In the Senate, Sen. Barack Obama signed on in April. On the House side, Rep. Rahm Emanuel, Rep. Luis V. Gutierrez and Rep. Janice D. Schakowsky were co-sponsors.

“By exposing confidences protected under state law to discovery in federal courts, the lack of a corresponding federal reporter’s privilege law frustrates the purposes of the state-recognized privileges and undercuts the benefit to the public that the states have sought to bestow through their shield laws,” the Attorneys General wrote in their letter to Senate leaders.

Led by Attorneys General Douglas Gansler from Maryland and Rob McKenna from Washington, the letter was signed by Attorneys General from the following states, and will be sent to Senate leaders on July 8 when Congress returns from summer recess: Arizona, Arkansas, California, Colorado, Connecticut, Delaware, Florida, Georgia, Guam, Hawaii, Idaho, Illinois, Iowa, Kansas, Kentucky, Louisiana, Maine, Maryland, Michigan, Minnesota, Mississippi, Missouri, Montana, Nebraska, Nevada, New Hampshire, New Mexico, New York, North Carolina, North Dakota, Ohio, Oklahoma, Oregon, Pennsylvania, South Carolina, South Dakota, Tennessee, Utah, Vermont, Washington and West Virginia.

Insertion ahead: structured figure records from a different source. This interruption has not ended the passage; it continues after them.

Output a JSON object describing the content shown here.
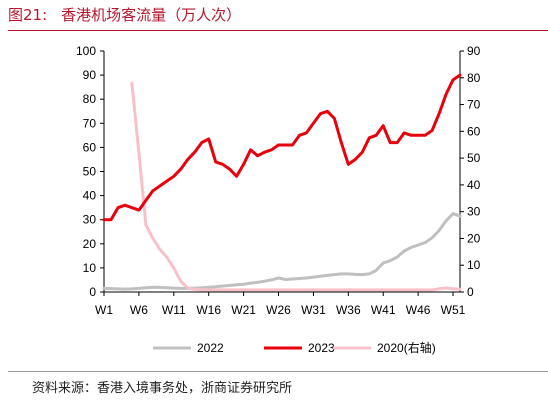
{
  "title": {
    "figure_no": "图21:",
    "text": "香港机场客流量（万人次）"
  },
  "source": "资料来源：香港入境事务处，浙商证券研究所",
  "colors": {
    "title": "#b8152c",
    "s2022": "#c0c0c0",
    "s2023": "#e8000b",
    "s2020": "#f8c0c8",
    "axis": "#000000"
  },
  "chart_data": {
    "type": "line",
    "title": "",
    "xlabel": "",
    "ylabel": "",
    "x_ticks": [
      "W1",
      "W6",
      "W11",
      "W16",
      "W21",
      "W26",
      "W31",
      "W36",
      "W41",
      "W46",
      "W51"
    ],
    "ylim_left": [
      0,
      100
    ],
    "yticks_left": [
      "0",
      "10",
      "20",
      "30",
      "40",
      "50",
      "60",
      "70",
      "80",
      "90",
      "100"
    ],
    "ylim_right": [
      0,
      90
    ],
    "yticks_right": [
      "0",
      "10",
      "20",
      "30",
      "40",
      "50",
      "60",
      "70",
      "80",
      "90"
    ],
    "grid": false,
    "legend_position": "bottom",
    "series": [
      {
        "name": "2022",
        "axis": "left",
        "color": "#c0c0c0",
        "x": [
          1,
          2,
          3,
          4,
          5,
          6,
          7,
          8,
          9,
          10,
          11,
          12,
          13,
          14,
          15,
          16,
          17,
          18,
          19,
          20,
          21,
          22,
          23,
          24,
          25,
          26,
          27,
          28,
          29,
          30,
          31,
          32,
          33,
          34,
          35,
          36,
          37,
          38,
          39,
          40,
          41,
          42,
          43,
          44,
          45,
          46,
          47,
          48,
          49,
          50,
          51,
          52
        ],
        "values": [
          1.5,
          1.4,
          1.3,
          1.2,
          1.3,
          1.5,
          1.8,
          2.0,
          1.9,
          1.8,
          1.6,
          1.5,
          1.5,
          1.6,
          1.8,
          2.0,
          2.2,
          2.5,
          2.7,
          3.0,
          3.2,
          3.7,
          4.0,
          4.5,
          5.0,
          5.8,
          5.2,
          5.4,
          5.6,
          5.8,
          6.2,
          6.5,
          6.9,
          7.2,
          7.5,
          7.5,
          7.3,
          7.2,
          7.5,
          9.0,
          12.0,
          13.0,
          14.5,
          17.0,
          18.5,
          19.5,
          20.5,
          22.5,
          25.5,
          29.5,
          32.5,
          31.5
        ]
      },
      {
        "name": "2023",
        "axis": "left",
        "color": "#e8000b",
        "x": [
          1,
          2,
          3,
          4,
          5,
          6,
          7,
          8,
          9,
          10,
          11,
          12,
          13,
          14,
          15,
          16,
          17,
          18,
          19,
          20,
          21,
          22,
          23,
          24,
          25,
          26,
          27,
          28,
          29,
          30,
          31,
          32,
          33,
          34,
          35,
          36,
          37,
          38,
          39,
          40,
          41,
          42,
          43,
          44,
          45,
          46,
          47,
          48,
          49,
          50,
          51,
          52
        ],
        "values": [
          30,
          30,
          35,
          36,
          35,
          34,
          38,
          42,
          44,
          46,
          48,
          51,
          55,
          58,
          62,
          63.5,
          54,
          53,
          51,
          48,
          53,
          59,
          56.5,
          58,
          59,
          61,
          61,
          61,
          65,
          66,
          70,
          74,
          75,
          72,
          62,
          53,
          55,
          58,
          64,
          65,
          69,
          62,
          62,
          66,
          65,
          65,
          65,
          67,
          74,
          82,
          88,
          90
        ]
      },
      {
        "name": "2020(右轴)",
        "axis": "right",
        "color": "#f8c0c8",
        "x": [
          1,
          2,
          3,
          4,
          5,
          6,
          7,
          8,
          9,
          10,
          11,
          12,
          13,
          14,
          15,
          16,
          17,
          18,
          19,
          20,
          21,
          22,
          23,
          24,
          25,
          26,
          27,
          28,
          29,
          30,
          31,
          32,
          33,
          34,
          35,
          36,
          37,
          38,
          39,
          40,
          41,
          42,
          43,
          44,
          45,
          46,
          47,
          48,
          49,
          50,
          51,
          52
        ],
        "values": [
          null,
          null,
          null,
          null,
          78,
          52,
          25,
          20,
          16,
          13,
          9,
          4,
          1.5,
          1,
          0.8,
          0.8,
          0.8,
          0.8,
          0.8,
          0.8,
          0.8,
          0.8,
          0.8,
          0.8,
          0.8,
          0.8,
          0.8,
          0.8,
          0.8,
          0.8,
          0.8,
          0.8,
          0.8,
          0.8,
          0.8,
          0.8,
          0.8,
          0.8,
          0.8,
          0.8,
          0.8,
          0.8,
          0.8,
          0.8,
          0.8,
          0.8,
          0.8,
          0.8,
          1.2,
          1.5,
          1.2,
          1.0
        ]
      }
    ]
  }
}
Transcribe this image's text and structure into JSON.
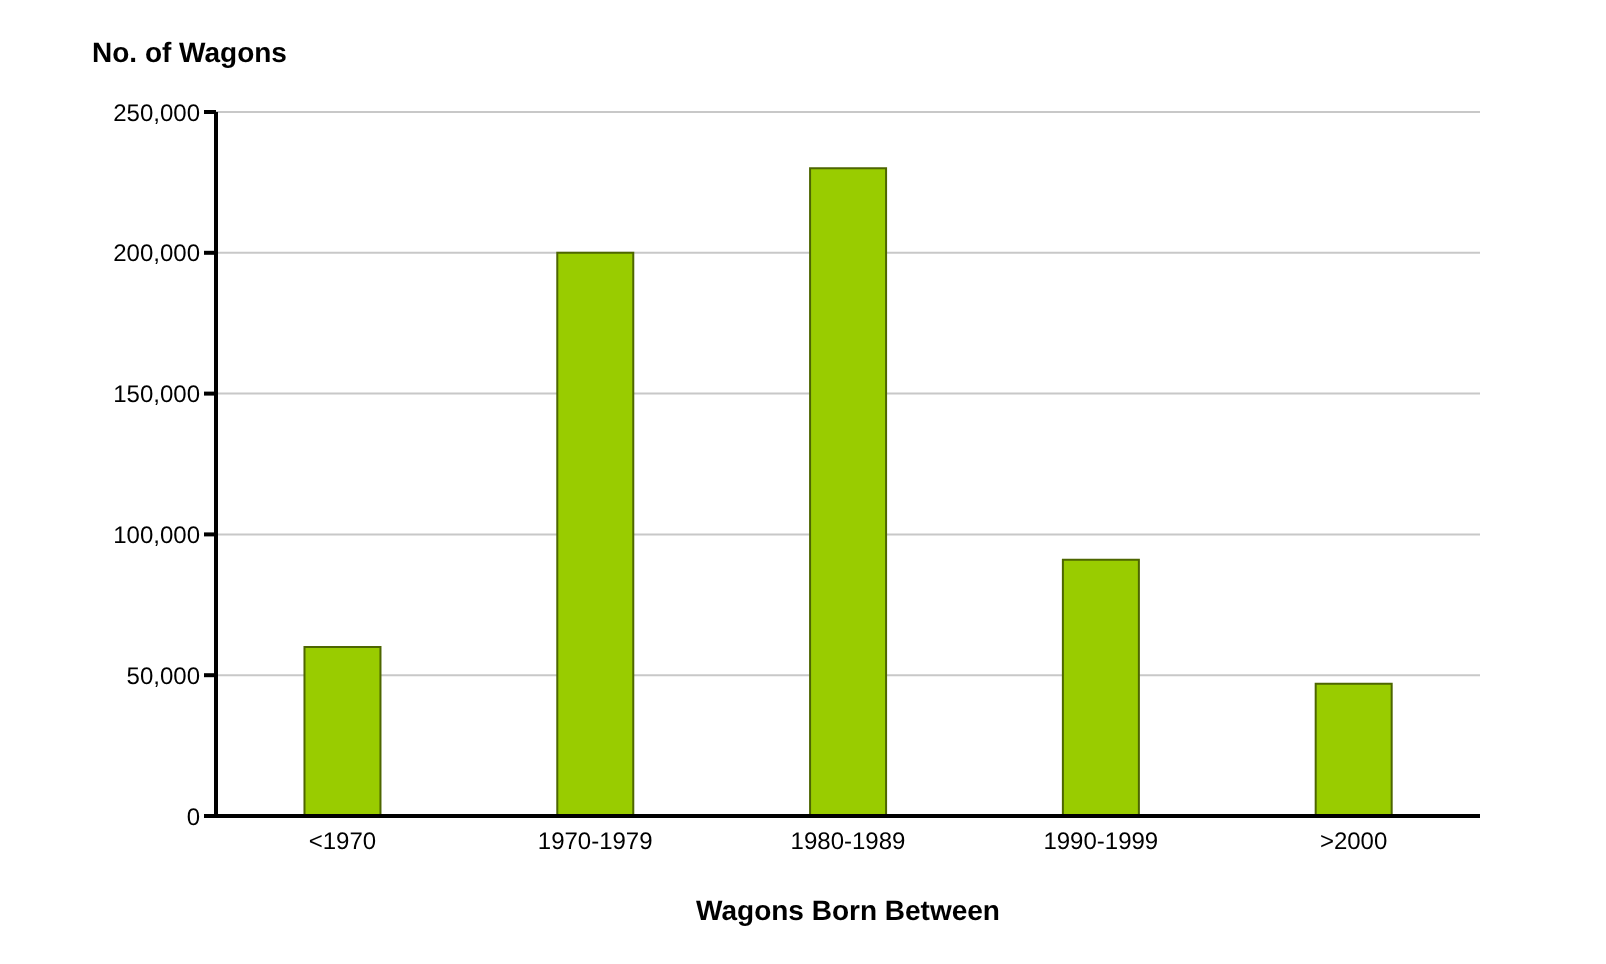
{
  "chart_data": {
    "type": "bar",
    "ylabel": "No. of Wagons",
    "xlabel": "Wagons Born Between",
    "categories": [
      "<1970",
      "1970-1979",
      "1980-1989",
      "1990-1999",
      ">2000"
    ],
    "values": [
      60000,
      200000,
      230000,
      91000,
      47000
    ],
    "color": "#99cc00",
    "ylim": [
      0,
      250000
    ],
    "yticks": [
      0,
      {
        "value": 50000,
        "label": "50,000"
      },
      {
        "value": 100000,
        "label": "100,000"
      },
      {
        "value": 150000,
        "label": "150,000"
      },
      {
        "value": 200000,
        "label": "200,000"
      },
      {
        "value": 250000,
        "label": "250,000"
      }
    ],
    "grid": "y"
  }
}
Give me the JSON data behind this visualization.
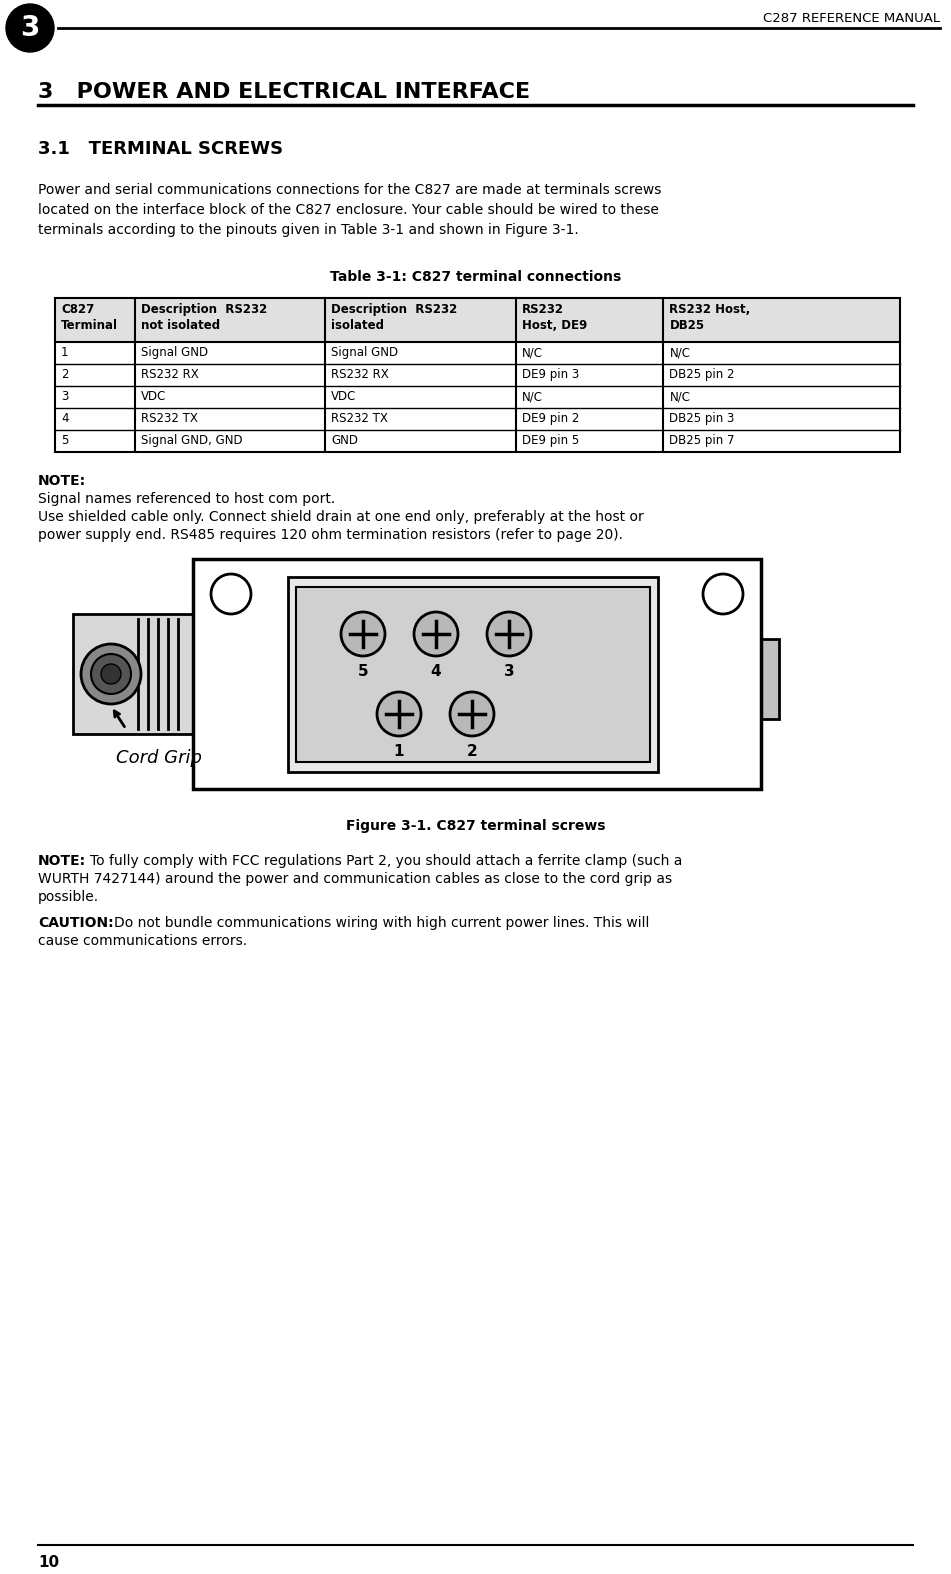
{
  "page_number": "10",
  "chapter_number": "3",
  "header_title": "C287 REFERENCE MANUAL",
  "chapter_title": "3   POWER AND ELECTRICAL INTERFACE",
  "section_title": "3.1   TERMINAL SCREWS",
  "body_text_lines": [
    "Power and serial communications connections for the C827 are made at terminals screws",
    "located on the interface block of the C827 enclosure. Your cable should be wired to these",
    "terminals according to the pinouts given in Table 3-1 and shown in Figure 3-1."
  ],
  "table_title": "Table 3-1: C827 terminal connections",
  "table_col1_headers": [
    "C827",
    "Terminal"
  ],
  "table_col2_headers": [
    "Description  RS232",
    "not isolated"
  ],
  "table_col3_headers": [
    "Description  RS232",
    "isolated"
  ],
  "table_col4_headers": [
    "RS232",
    "Host, DE9"
  ],
  "table_col5_headers": [
    "RS232 Host,",
    "DB25"
  ],
  "table_rows": [
    [
      "1",
      "Signal GND",
      "Signal GND",
      "N/C",
      "N/C"
    ],
    [
      "2",
      "RS232 RX",
      "RS232 RX",
      "DE9 pin 3",
      "DB25 pin 2"
    ],
    [
      "3",
      "VDC",
      "VDC",
      "N/C",
      "N/C"
    ],
    [
      "4",
      "RS232 TX",
      "RS232 TX",
      "DE9 pin 2",
      "DB25 pin 3"
    ],
    [
      "5",
      "Signal GND, GND",
      "GND",
      "DE9 pin 5",
      "DB25 pin 7"
    ]
  ],
  "note_label": "NOTE:",
  "note_line1": "Signal names referenced to host com port.",
  "note_line2a": "Use shielded cable only. Connect shield drain at one end only, preferably at the host or",
  "note_line2b": "power supply end. RS485 requires 120 ohm termination resistors (refer to page 20).",
  "figure_caption": "Figure 3-1. C827 terminal screws",
  "cord_grip_label": "Cord Grip",
  "note2_label": "NOTE:",
  "note2_text": "To fully comply with FCC regulations Part 2, you should attach a ferrite clamp (such a\nWURTH 7427144) around the power and communication cables as close to the cord grip as\npossible.",
  "caution_label": "CAUTION:",
  "caution_text": "Do not bundle communications wiring with high current power lines. This will\ncause communications errors.",
  "bg_color": "#ffffff",
  "text_color": "#000000"
}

The Illinois Press Association is the largest state newspaper association in the country with more than 600 daily and weekly newspaper members.

Illinois Attorney General Lisa Madigan weighed in on the subject.

“The reporter’s privilege is based on the fundamental premises that informed citizens, the right to gather news, and the preservation of news information sources are critical to our democracy. Illinois law already recognizes this privilege. Along with my colleagues, I have weighed in to urge Congress to recognize this privilege on the federal level,” Madigan said.